John Judis’s definition of right-wing populism also is instructive to understanding Charlottesville. Right-wing populism, Judis argues, condemns the class of elites for being undemocratic and out of touch with American values. As importantly, it identifies and attacks those getting special treatment from elites. Who’s getting special treatment according to those gathered at Charlottesville? Take a look at their banners and the Nazi and Confederate flags and the answer becomes obvious. African-Americans, Jews, Muslims, women, LGBTQ Americans, and anyone who isn’t white (and predominately male—though we should not overlook white women’s roles in upholding white supremacy).

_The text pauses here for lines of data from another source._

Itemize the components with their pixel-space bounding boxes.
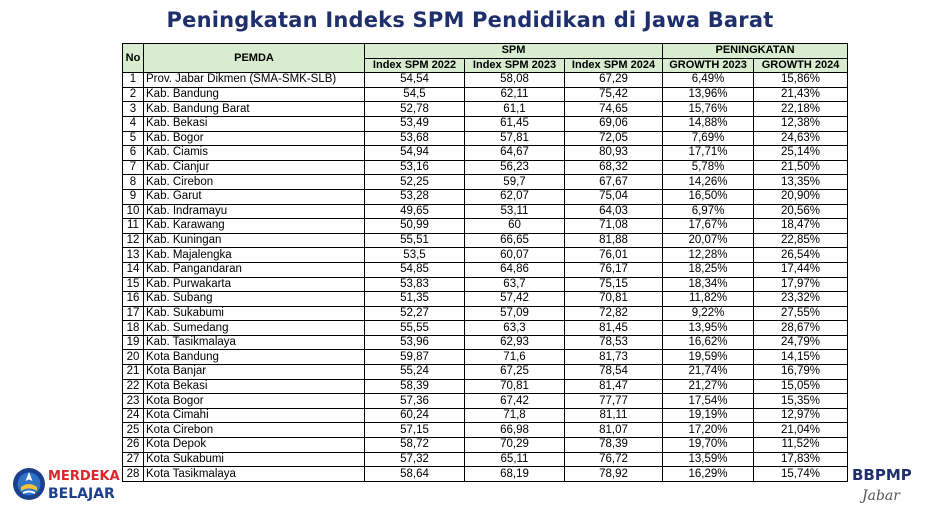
bbpmp-jabar-logo	[850, 462, 930, 506]
cell-growth-2023: 16,50%	[663, 189, 754, 204]
table-row	[123, 350, 848, 365]
row-no: 18	[123, 321, 144, 336]
cell-spm-2024: 68,32	[565, 160, 663, 175]
cell-spm-2023: 70,29	[465, 438, 565, 453]
table-row	[123, 408, 848, 423]
table-row	[123, 423, 848, 438]
cell-spm-2022: 54,85	[365, 262, 465, 277]
cell-spm-2023: 66,98	[465, 423, 565, 438]
table-row	[123, 131, 848, 146]
header-group-peningkatan: PENINGKATAN	[663, 44, 848, 59]
cell-spm-2022: 53,96	[365, 335, 465, 350]
cell-growth-2023: 6,49%	[663, 73, 754, 88]
row-pemda: Kab. Ciamis	[144, 146, 365, 161]
cell-growth-2024: 24,79%	[754, 335, 848, 350]
row-no: 4	[123, 116, 144, 131]
cell-growth-2023: 19,59%	[663, 350, 754, 365]
cell-spm-2022: 57,15	[365, 423, 465, 438]
cell-growth-2024: 15,35%	[754, 394, 848, 409]
cell-growth-2024: 15,74%	[754, 467, 848, 482]
cell-spm-2022: 59,87	[365, 350, 465, 365]
cell-spm-2022: 54,5	[365, 87, 465, 102]
row-no: 25	[123, 423, 144, 438]
row-pemda: Kota Bandung	[144, 350, 365, 365]
cell-growth-2024: 11,52%	[754, 438, 848, 453]
cell-growth-2023: 16,62%	[663, 335, 754, 350]
row-no: 12	[123, 233, 144, 248]
cell-spm-2024: 69,06	[565, 116, 663, 131]
cell-spm-2024: 81,11	[565, 408, 663, 423]
row-no: 21	[123, 365, 144, 380]
cell-spm-2024: 76,01	[565, 248, 663, 263]
row-pemda: Kab. Majalengka	[144, 248, 365, 263]
cell-spm-2022: 53,5	[365, 248, 465, 263]
cell-growth-2023: 12,28%	[663, 248, 754, 263]
cell-spm-2024: 81,47	[565, 379, 663, 394]
cell-growth-2023: 20,07%	[663, 233, 754, 248]
row-pemda: Kab. Purwakarta	[144, 277, 365, 292]
cell-spm-2022: 58,72	[365, 438, 465, 453]
cell-growth-2023: 17,67%	[663, 219, 754, 234]
cell-spm-2024: 81,07	[565, 423, 663, 438]
cell-growth-2024: 17,44%	[754, 262, 848, 277]
cell-spm-2023: 61,45	[465, 116, 565, 131]
page-title: Peningkatan Indeks SPM Pendidikan di Jawa Barat	[166, 8, 774, 32]
cell-growth-2024: 25,14%	[754, 146, 848, 161]
cell-spm-2023: 71,6	[465, 350, 565, 365]
table-row	[123, 146, 848, 161]
row-pemda: Kab. Pangandaran	[144, 262, 365, 277]
header-group-spm: SPM	[365, 44, 663, 59]
cell-spm-2024: 78,54	[565, 365, 663, 380]
cell-spm-2022: 55,55	[365, 321, 465, 336]
table-row	[123, 379, 848, 394]
table-row	[123, 102, 848, 117]
cell-spm-2024: 78,53	[565, 335, 663, 350]
table-row	[123, 189, 848, 204]
row-pemda: Kota Bekasi	[144, 379, 365, 394]
row-no: 17	[123, 306, 144, 321]
row-pemda: Kab. Cianjur	[144, 160, 365, 175]
cell-spm-2022: 57,36	[365, 394, 465, 409]
table-row	[123, 306, 848, 321]
table-row	[123, 365, 848, 380]
table-row	[123, 175, 848, 190]
cell-growth-2024: 15,86%	[754, 73, 848, 88]
cell-spm-2023: 65,11	[465, 452, 565, 467]
spm-table	[122, 43, 848, 482]
header-no: No	[123, 44, 144, 73]
row-no: 14	[123, 262, 144, 277]
row-no: 26	[123, 438, 144, 453]
row-no: 3	[123, 102, 144, 117]
cell-spm-2022: 58,39	[365, 379, 465, 394]
cell-spm-2022: 54,54	[365, 73, 465, 88]
table-row	[123, 292, 848, 307]
row-no: 11	[123, 219, 144, 234]
cell-growth-2023: 18,34%	[663, 277, 754, 292]
cell-spm-2023: 63,3	[465, 321, 565, 336]
cell-spm-2024: 81,45	[565, 321, 663, 336]
cell-spm-2023: 67,42	[465, 394, 565, 409]
row-pemda: Kota Banjar	[144, 365, 365, 380]
cell-growth-2024: 13,35%	[754, 175, 848, 190]
header-spm-2024: Index SPM 2024	[565, 58, 663, 73]
row-no: 6	[123, 146, 144, 161]
cell-spm-2024: 81,73	[565, 350, 663, 365]
merdeka-belajar-logo	[12, 463, 122, 505]
cell-growth-2023: 13,96%	[663, 87, 754, 102]
cell-growth-2024: 24,63%	[754, 131, 848, 146]
cell-growth-2023: 6,97%	[663, 204, 754, 219]
cell-growth-2023: 17,20%	[663, 423, 754, 438]
cell-growth-2024: 23,32%	[754, 292, 848, 307]
row-pemda: Kota Tasikmalaya	[144, 467, 365, 482]
cell-growth-2023: 7,69%	[663, 131, 754, 146]
cell-spm-2022: 57,32	[365, 452, 465, 467]
row-no: 24	[123, 408, 144, 423]
cell-spm-2023: 57,09	[465, 306, 565, 321]
cell-spm-2024: 72,82	[565, 306, 663, 321]
cell-growth-2024: 27,55%	[754, 306, 848, 321]
cell-spm-2023: 64,86	[465, 262, 565, 277]
cell-growth-2023: 18,25%	[663, 262, 754, 277]
cell-growth-2024: 16,79%	[754, 365, 848, 380]
cell-spm-2023: 62,11	[465, 87, 565, 102]
table-body	[123, 73, 848, 482]
cell-growth-2023: 13,95%	[663, 321, 754, 336]
cell-growth-2023: 13,59%	[663, 452, 754, 467]
cell-spm-2022: 60,24	[365, 408, 465, 423]
cell-spm-2024: 72,05	[565, 131, 663, 146]
cell-spm-2023: 64,67	[465, 146, 565, 161]
cell-growth-2024: 21,43%	[754, 87, 848, 102]
header-growth-2023: GROWTH 2023	[663, 58, 754, 73]
cell-growth-2024: 21,04%	[754, 423, 848, 438]
cell-growth-2024: 12,38%	[754, 116, 848, 131]
cell-spm-2022: 52,25	[365, 175, 465, 190]
cell-growth-2024: 12,97%	[754, 408, 848, 423]
cell-spm-2024: 75,15	[565, 277, 663, 292]
row-no: 9	[123, 189, 144, 204]
cell-growth-2024: 22,85%	[754, 233, 848, 248]
table-row	[123, 277, 848, 292]
header-spm-2022: Index SPM 2022	[365, 58, 465, 73]
cell-growth-2024: 17,83%	[754, 452, 848, 467]
row-no: 8	[123, 175, 144, 190]
cell-growth-2024: 26,54%	[754, 248, 848, 263]
cell-spm-2023: 60,07	[465, 248, 565, 263]
cell-spm-2022: 52,27	[365, 306, 465, 321]
cell-spm-2024: 70,81	[565, 292, 663, 307]
cell-growth-2023: 19,70%	[663, 438, 754, 453]
logo-bbpmp-text: BBPMP	[852, 466, 912, 484]
cell-spm-2023: 56,23	[465, 160, 565, 175]
cell-spm-2023: 63,7	[465, 277, 565, 292]
cell-growth-2023: 11,82%	[663, 292, 754, 307]
cell-spm-2023: 53,11	[465, 204, 565, 219]
table-row	[123, 335, 848, 350]
cell-spm-2024: 64,03	[565, 204, 663, 219]
cell-spm-2023: 66,65	[465, 233, 565, 248]
row-pemda: Kab. Karawang	[144, 219, 365, 234]
cell-growth-2024: 15,05%	[754, 379, 848, 394]
cell-spm-2024: 80,93	[565, 146, 663, 161]
cell-spm-2024: 71,08	[565, 219, 663, 234]
row-no: 15	[123, 277, 144, 292]
cell-growth-2023: 21,74%	[663, 365, 754, 380]
row-pemda: Kab. Tasikmalaya	[144, 335, 365, 350]
cell-growth-2024: 28,67%	[754, 321, 848, 336]
table-row	[123, 321, 848, 336]
cell-spm-2024: 75,04	[565, 189, 663, 204]
cell-growth-2024: 20,90%	[754, 189, 848, 204]
cell-spm-2023: 57,42	[465, 292, 565, 307]
row-pemda: Kota Sukabumi	[144, 452, 365, 467]
cell-spm-2022: 53,16	[365, 160, 465, 175]
row-no: 5	[123, 131, 144, 146]
cell-growth-2024: 21,50%	[754, 160, 848, 175]
table-row	[123, 116, 848, 131]
table-row	[123, 219, 848, 234]
cell-spm-2022: 51,35	[365, 292, 465, 307]
row-no: 7	[123, 160, 144, 175]
table-row	[123, 233, 848, 248]
row-no: 27	[123, 452, 144, 467]
table-row	[123, 87, 848, 102]
row-no: 2	[123, 87, 144, 102]
row-pemda: Kab. Sukabumi	[144, 306, 365, 321]
cell-growth-2023: 14,26%	[663, 175, 754, 190]
cell-growth-2023: 5,78%	[663, 160, 754, 175]
cell-spm-2022: 55,24	[365, 365, 465, 380]
row-pemda: Kota Cimahi	[144, 408, 365, 423]
cell-spm-2023: 71,8	[465, 408, 565, 423]
cell-spm-2023: 57,81	[465, 131, 565, 146]
cell-spm-2023: 68,19	[465, 467, 565, 482]
row-pemda: Kota Depok	[144, 438, 365, 453]
cell-growth-2023: 17,54%	[663, 394, 754, 409]
cell-spm-2024: 75,42	[565, 87, 663, 102]
table-row	[123, 438, 848, 453]
logo-jabar-text: Jabar	[862, 488, 900, 504]
cell-growth-2023: 21,27%	[663, 379, 754, 394]
row-pemda: Kab. Bekasi	[144, 116, 365, 131]
row-pemda: Kab. Cirebon	[144, 175, 365, 190]
cell-spm-2022: 54,94	[365, 146, 465, 161]
table-row	[123, 262, 848, 277]
table-row	[123, 394, 848, 409]
cell-spm-2023: 67,25	[465, 365, 565, 380]
table-row	[123, 160, 848, 175]
cell-growth-2024: 18,47%	[754, 219, 848, 234]
row-no: 28	[123, 467, 144, 482]
row-no: 1	[123, 73, 144, 88]
cell-growth-2023: 16,29%	[663, 467, 754, 482]
cell-spm-2024: 76,72	[565, 452, 663, 467]
row-no: 16	[123, 292, 144, 307]
cell-spm-2022: 58,64	[365, 467, 465, 482]
cell-growth-2023: 14,88%	[663, 116, 754, 131]
row-pemda: Kab. Bandung Barat	[144, 102, 365, 117]
row-no: 10	[123, 204, 144, 219]
row-pemda: Kota Cirebon	[144, 423, 365, 438]
row-pemda: Prov. Jabar Dikmen (SMA-SMK-SLB)	[144, 73, 365, 88]
cell-spm-2024: 77,77	[565, 394, 663, 409]
header-growth-2024: GROWTH 2024	[754, 58, 848, 73]
row-pemda: Kab. Kuningan	[144, 233, 365, 248]
cell-spm-2024: 67,29	[565, 73, 663, 88]
row-pemda: Kab. Bogor	[144, 131, 365, 146]
cell-spm-2022: 52,78	[365, 102, 465, 117]
row-no: 19	[123, 335, 144, 350]
cell-growth-2023: 17,71%	[663, 146, 754, 161]
cell-growth-2024: 22,18%	[754, 102, 848, 117]
table-row	[123, 73, 848, 88]
cell-spm-2022: 53,83	[365, 277, 465, 292]
table-row	[123, 452, 848, 467]
cell-spm-2023: 59,7	[465, 175, 565, 190]
row-no: 13	[123, 248, 144, 263]
cell-spm-2023: 58,08	[465, 73, 565, 88]
cell-growth-2024: 20,56%	[754, 204, 848, 219]
cell-spm-2024: 76,17	[565, 262, 663, 277]
cell-spm-2022: 53,28	[365, 189, 465, 204]
cell-spm-2022: 55,51	[365, 233, 465, 248]
cell-spm-2024: 67,67	[565, 175, 663, 190]
header-pemda: PEMDA	[144, 44, 365, 73]
cell-spm-2023: 70,81	[465, 379, 565, 394]
cell-spm-2024: 78,92	[565, 467, 663, 482]
cell-growth-2024: 17,97%	[754, 277, 848, 292]
cell-spm-2023: 60	[465, 219, 565, 234]
cell-spm-2024: 81,88	[565, 233, 663, 248]
cell-spm-2022: 53,68	[365, 131, 465, 146]
row-pemda: Kota Bogor	[144, 394, 365, 409]
row-no: 22	[123, 379, 144, 394]
row-pemda: Kab. Subang	[144, 292, 365, 307]
cell-growth-2024: 14,15%	[754, 350, 848, 365]
table-row	[123, 467, 848, 482]
row-no: 23	[123, 394, 144, 409]
cell-spm-2023: 62,93	[465, 335, 565, 350]
cell-spm-2022: 50,99	[365, 219, 465, 234]
cell-growth-2023: 9,22%	[663, 306, 754, 321]
logo-merdeka-text: MERDEKA	[48, 469, 120, 484]
cell-spm-2023: 61,1	[465, 102, 565, 117]
row-pemda: Kab. Garut	[144, 189, 365, 204]
cell-spm-2023: 62,07	[465, 189, 565, 204]
cell-spm-2024: 78,39	[565, 438, 663, 453]
row-no: 20	[123, 350, 144, 365]
table-row	[123, 204, 848, 219]
cell-spm-2022: 49,65	[365, 204, 465, 219]
cell-growth-2023: 19,19%	[663, 408, 754, 423]
table-row	[123, 248, 848, 263]
cell-spm-2024: 74,65	[565, 102, 663, 117]
cell-growth-2023: 15,76%	[663, 102, 754, 117]
row-pemda: Kab. Indramayu	[144, 204, 365, 219]
cell-spm-2022: 53,49	[365, 116, 465, 131]
header-spm-2023: Index SPM 2023	[465, 58, 565, 73]
row-pemda: Kab. Bandung	[144, 87, 365, 102]
tut-wuri-handayani-icon	[13, 468, 45, 500]
logo-belajar-text: BELAJAR	[48, 486, 115, 502]
row-pemda: Kab. Sumedang	[144, 321, 365, 336]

This morning, a friend of mine asked me this morning why people marching with the Confederate flag would march alongside those bearing the Nazi flag. Those symbols, he pointed out, had vastly different connotations and came from different places and time periods. Their ideologies, it seemed, were not really compatible. I told him to think about what these groups have in common. They share a love of Cvjetanovic’s “white heritage.” They lay the blame for the decline of white heritage in the similar places. They don’t apportion the blame in the same ways, but it’s close enough.

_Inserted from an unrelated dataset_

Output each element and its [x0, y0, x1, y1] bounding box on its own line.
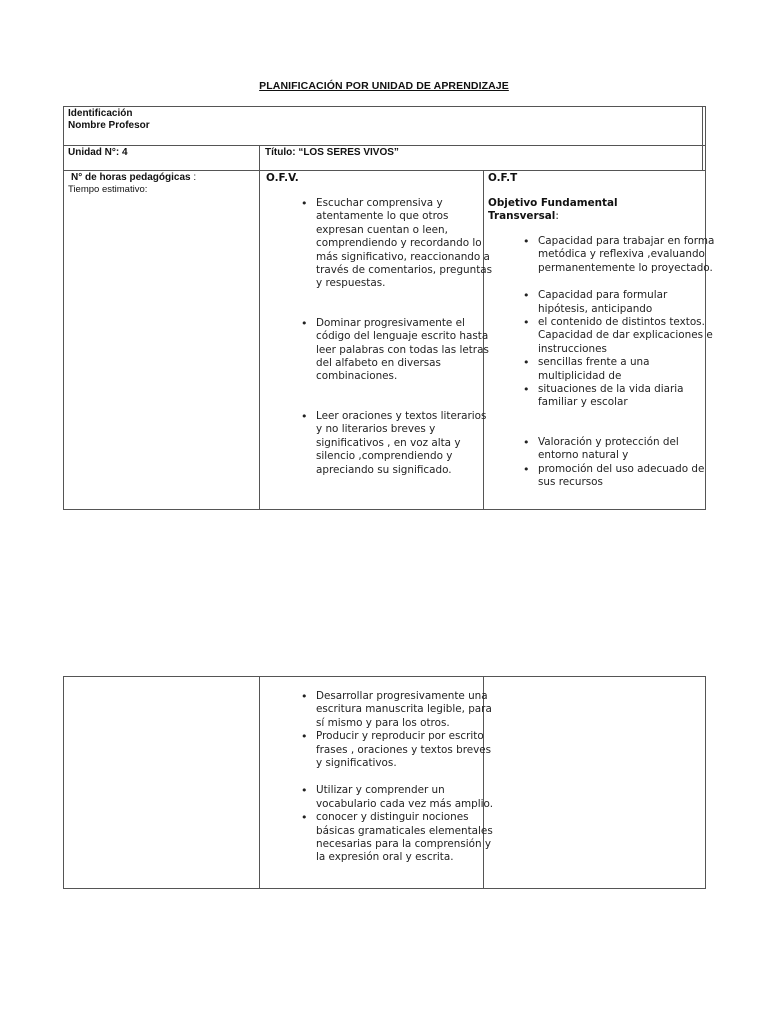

They also feel emboldened by a President who has stoked the flames of white resentment and until a few hours ago, refused to condemn white supremacy. Throughout Trump’s presidential campaign and presidency, he has viciously attacked Mexicans, immigrants, women, Muslims, LGBTQ, and other Americans. He has blamed them for America’s economic and social problems and decried the special treatment he felt they received from the Obama administration. He has packed with white supremacists and Nazi sympathizers from Steve Bannon to Stephen Miller to “Dr.” Sebastian Gorka. Trump won the endorsement of former KKK leader David Duke and then refused to renounce Duke’s views. Unsurprisingly, Duke attended the Charlottesville rally and declared, “This represents a turning point for the people of this country. We are determined to take our country back. We are going to fulfill the promises of Donald Trump. That’s what we believed in.” In Charlottesville, marchers wore MAGA hats and believed that Trump “said he loves us all.”

White racial resentment has always been a crucial component of Trump and his supporters. If we want to understand Charlottesville, we would do well to keep that in mind.